建築の新しい楽しみ方を提案する『名建築の見かた図鑑』
2026年1月5日、株式会社河出書房新社から後藤真吾著の『様式・思想・パーツでひもとく名建築の見かた図鑑』が発売されます。この書籍は、建築を楽しむための入門書として、特に建築鑑賞初心者に向けて作成されています。レイアウトはオールカラーで、ビジュアル的にも楽しめる内容となっています。

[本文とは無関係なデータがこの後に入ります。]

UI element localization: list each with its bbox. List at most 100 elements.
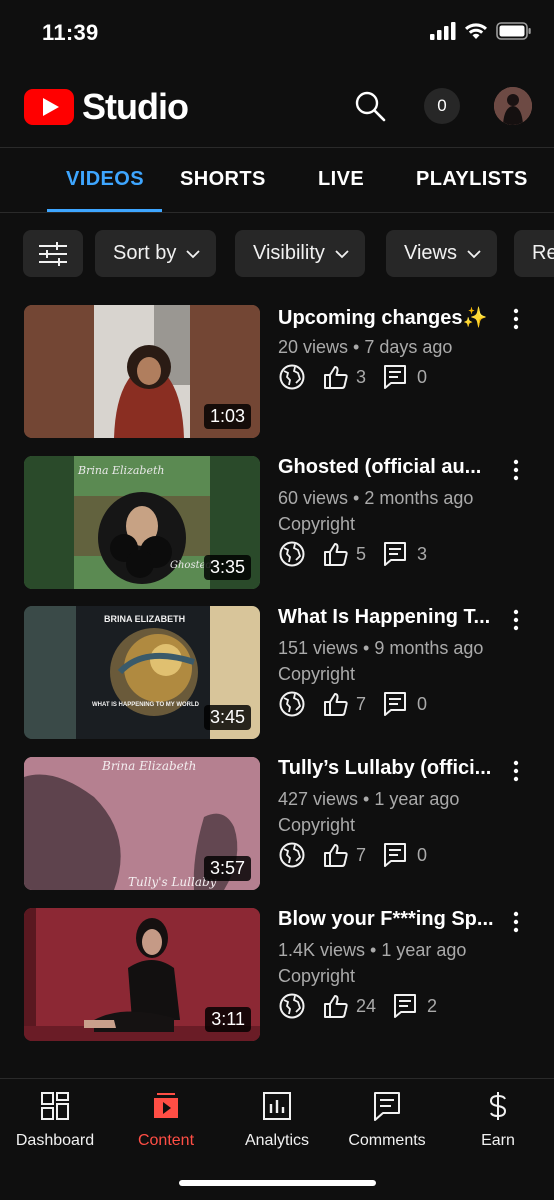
sort-by-label: Sort by — [113, 242, 177, 264]
nav-item-earn[interactable]: Earn — [443, 1091, 553, 1150]
video-item[interactable]: Brina Elizabeth Ghosted 3:35 Ghosted (of… — [0, 456, 554, 590]
globe-icon — [279, 993, 305, 1019]
more-vert-icon[interactable] — [508, 307, 524, 331]
likes-stat: 7 — [323, 691, 366, 717]
video-item[interactable]: 1:03 Upcoming changes✨ 20 views • 7 days… — [0, 305, 554, 439]
likes-stat: 24 — [323, 993, 376, 1019]
video-restriction[interactable]: Copyright — [278, 664, 355, 685]
video-meta: 427 views • 1 year ago — [278, 789, 460, 809]
comment-icon — [394, 994, 417, 1018]
comments-icon — [374, 1092, 400, 1121]
thumbnail-caption: BRINA ELIZABETH — [104, 614, 186, 624]
views-chip[interactable]: Views — [386, 230, 497, 277]
video-thumbnail[interactable]: 3:11 — [24, 908, 260, 1041]
comments-count: 0 — [417, 366, 428, 387]
likes-count: 7 — [356, 844, 367, 865]
tab-videos[interactable]: VIDEOS — [66, 168, 144, 191]
restrictions-label: Re — [532, 242, 554, 264]
visibility-chip[interactable]: Visibility — [235, 230, 365, 277]
dashboard-icon — [41, 1092, 69, 1120]
video-stats: 3 0 — [278, 363, 427, 391]
nav-label: Dashboard — [15, 1132, 95, 1149]
likes-count: 5 — [356, 543, 367, 564]
tab-live[interactable]: LIVE — [318, 168, 364, 191]
status-bar: 11:39 — [0, 0, 554, 66]
chevron-down-icon — [467, 249, 481, 258]
globe-icon — [279, 842, 305, 868]
video-stats: 24 2 — [278, 992, 437, 1020]
comment-icon — [384, 365, 407, 389]
youtube-studio-logo[interactable]: Studio — [24, 86, 189, 128]
comments-stat: 0 — [383, 364, 427, 390]
globe-icon — [279, 364, 305, 390]
avatar-image — [494, 87, 532, 125]
more-vert-icon[interactable] — [508, 910, 524, 934]
app-header: Studio 0 — [0, 66, 554, 148]
comments-count: 0 — [417, 844, 428, 865]
video-title[interactable]: What Is Happening T... — [278, 606, 500, 629]
video-meta: 20 views • 7 days ago — [278, 337, 453, 357]
restrictions-chip[interactable]: Re — [514, 230, 554, 277]
video-duration: 3:57 — [203, 856, 251, 881]
views-label: Views — [404, 242, 457, 264]
video-thumbnail[interactable]: Brina Elizabeth Tully's Lullaby 3:57 — [24, 757, 260, 890]
thumbnail-caption: Brina Elizabeth — [78, 464, 165, 477]
comments-stat: 0 — [383, 842, 427, 868]
comment-icon — [384, 843, 407, 867]
tab-shorts[interactable]: SHORTS — [180, 168, 266, 191]
notifications-button[interactable]: 0 — [424, 88, 460, 124]
video-restriction[interactable]: Copyright — [278, 514, 355, 535]
video-meta: 151 views • 9 months ago — [278, 638, 484, 658]
more-vert-icon[interactable] — [508, 759, 524, 783]
sort-by-chip[interactable]: Sort by — [95, 230, 217, 277]
video-title[interactable]: Upcoming changes✨ — [278, 305, 500, 330]
video-title[interactable]: Blow your F***ing Sp... — [278, 908, 500, 931]
video-item[interactable]: 3:11 Blow your F***ing Sp... 1.4K views … — [0, 908, 554, 1042]
more-vert-icon[interactable] — [508, 608, 524, 632]
comments-stat: 2 — [393, 993, 437, 1019]
filter-settings-button[interactable] — [23, 230, 83, 277]
dollar-icon — [489, 1092, 507, 1120]
search-icon[interactable] — [352, 88, 388, 124]
video-thumbnail[interactable]: Brina Elizabeth Ghosted 3:35 — [24, 456, 260, 589]
video-item[interactable]: Brina Elizabeth Tully's Lullaby 3:57 Tul… — [0, 757, 554, 891]
video-restriction[interactable]: Copyright — [278, 966, 355, 987]
video-item[interactable]: BRINA ELIZABETH WHAT IS HAPPENING TO MY … — [0, 606, 554, 740]
likes-count: 3 — [356, 366, 367, 387]
comments-count: 0 — [417, 693, 428, 714]
video-title[interactable]: Ghosted (official au... — [278, 456, 500, 479]
tab-playlists[interactable]: PLAYLISTS — [416, 168, 528, 191]
thumbs-up-icon — [324, 543, 348, 566]
video-restriction[interactable]: Copyright — [278, 815, 355, 836]
nav-label: Content — [137, 1132, 195, 1149]
thumbs-up-icon — [324, 693, 348, 716]
comment-icon — [384, 542, 407, 566]
nav-label: Earn — [481, 1132, 515, 1149]
video-title[interactable]: Tully’s Lullaby (offici... — [278, 757, 500, 780]
chevron-down-icon — [186, 249, 200, 258]
account-avatar[interactable] — [494, 87, 532, 125]
filter-chips: Sort by Visibility Views Re — [0, 230, 554, 278]
nav-item-dashboard[interactable]: Dashboard — [0, 1091, 110, 1150]
more-vert-icon[interactable] — [508, 458, 524, 482]
thumbs-up-icon — [324, 844, 348, 867]
video-stats: 7 0 — [278, 841, 427, 869]
video-stats: 5 3 — [278, 540, 427, 568]
globe-icon — [279, 691, 305, 717]
video-duration: 3:35 — [203, 555, 251, 580]
video-duration: 3:11 — [205, 1007, 251, 1032]
comments-count: 3 — [417, 543, 428, 564]
nav-label: Comments — [348, 1132, 426, 1149]
video-thumbnail[interactable]: 1:03 — [24, 305, 260, 438]
app-name: Studio — [82, 86, 189, 127]
video-meta: 1.4K views • 1 year ago — [278, 940, 467, 960]
thumbs-up-icon — [324, 995, 348, 1018]
thumbnail-caption: WHAT IS HAPPENING TO MY WORLD — [92, 702, 200, 708]
nav-item-analytics[interactable]: Analytics — [222, 1091, 332, 1150]
video-thumbnail[interactable]: BRINA ELIZABETH WHAT IS HAPPENING TO MY … — [24, 606, 260, 739]
nav-item-content[interactable]: Content — [111, 1091, 221, 1150]
home-indicator[interactable] — [179, 1180, 376, 1186]
notification-count: 0 — [437, 96, 447, 115]
nav-item-comments[interactable]: Comments — [332, 1091, 442, 1150]
status-icons — [430, 22, 532, 40]
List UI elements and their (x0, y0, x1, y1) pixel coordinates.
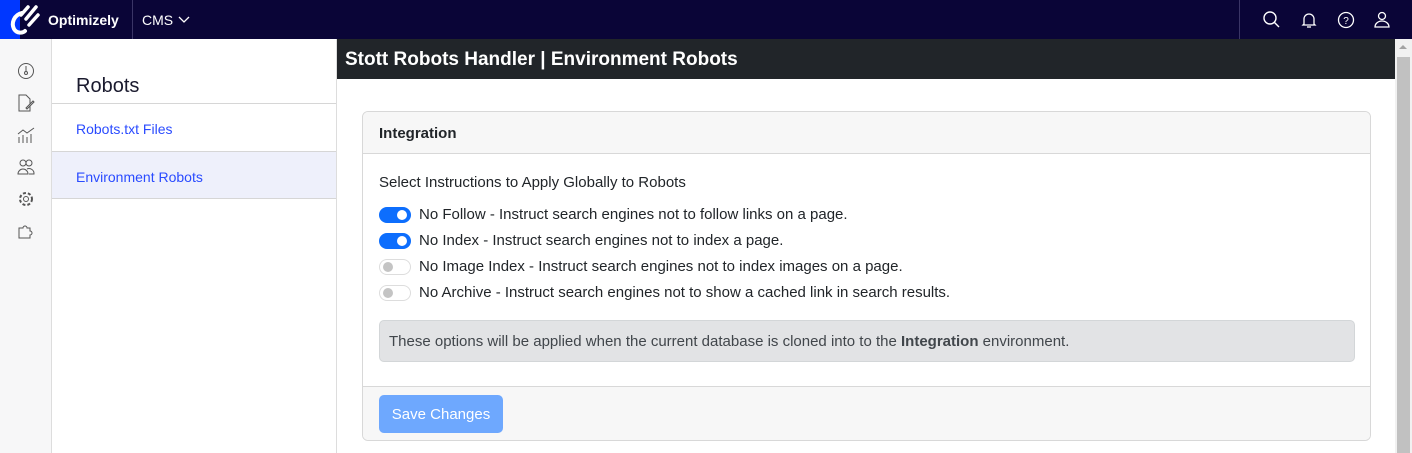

多くの人が建築を見て「美しい」と感じる一方で、その美しさや構造の意味を言葉にできずに困ったことがあるのではないでしょうか?本書では、そんな疑問を解消するために、「様式」「思想」「パーツ」という3つの観点から建築をひもとく方法を提案しています。これによって、ただ建物を見るのではなく、なぜそれが美しいのか、何を楽しむべきかを理解する手助けをします。
3つの視点の紹介
1. 様式でひもとく
本書における最初のアプローチは「様式」です。ギリシアやローマ、ビザンチン、ロマネスク、ゴシックなど多様な建築様式について理解を深めることで、各時代の建物の相違点や特徴を掴むことができます。例えば、フィレンツェのサンタ・マリア・デル・フィオーレ大聖堂を用いた解説では、初期ルネサンス様式が持つ魅力に迫ります。
2. 思想でひもとく
次に紹介されるのは「思想」で、アーツ・アンド・クラフツやアール・ヌーヴォー、近代建築5原則など、建築の背景にある思想を学ぶことで、作品をより深く味わうことができるようになります。著名な建築家ル・コルビュジエの理念も紹介され、モダニズム建築の基本がどのように形作られたかを理解します。
3. パーツでひもとく
最後の視点は「パーツ」で、ファサードや柱、構造など、建物を構成する要素を探ることで、それぞれのパーツがどのようにデザインや機能に寄与しているかを考察します。ここでは、エッフェル塔のように歴史的な建築物を取り上げ、その技術的な背景に触れることができます。
直感的な理解を助ける豊富なビジュアル
本書の魅力は、著者が収集した豊富なイラストや写真にあります。専門用語を極力使用しない配慮がされており、建築についての知識を持たない方でも楽しく理解できる内容です。これにより、実際の建物を見た時に、そのデザインの背景や機能を自然と感じ取ることができるようになります。
旅とアート好きに最適な一冊
旅やアートを愛する方にもぴったりな本書は、名建築に隠れた美の物語を発掘するきっかけを提供します。読者は、旅行中に出会う建物からその歴史や建築家の思想を推測しながら、より深い鑑賞体験を楽しむことができるでしょう。建築鑑賞の新たな定番として、ぜひ手に取ってみてはいかがでしょうか?
おわりに
『名建築の見かた図鑑』は、建築の世界の魅力を感じるための素晴らしい導き手です。この一冊を通じて、あなたの建築観賞の旅が広がり、より自由に建築を楽しむことができることを願っています。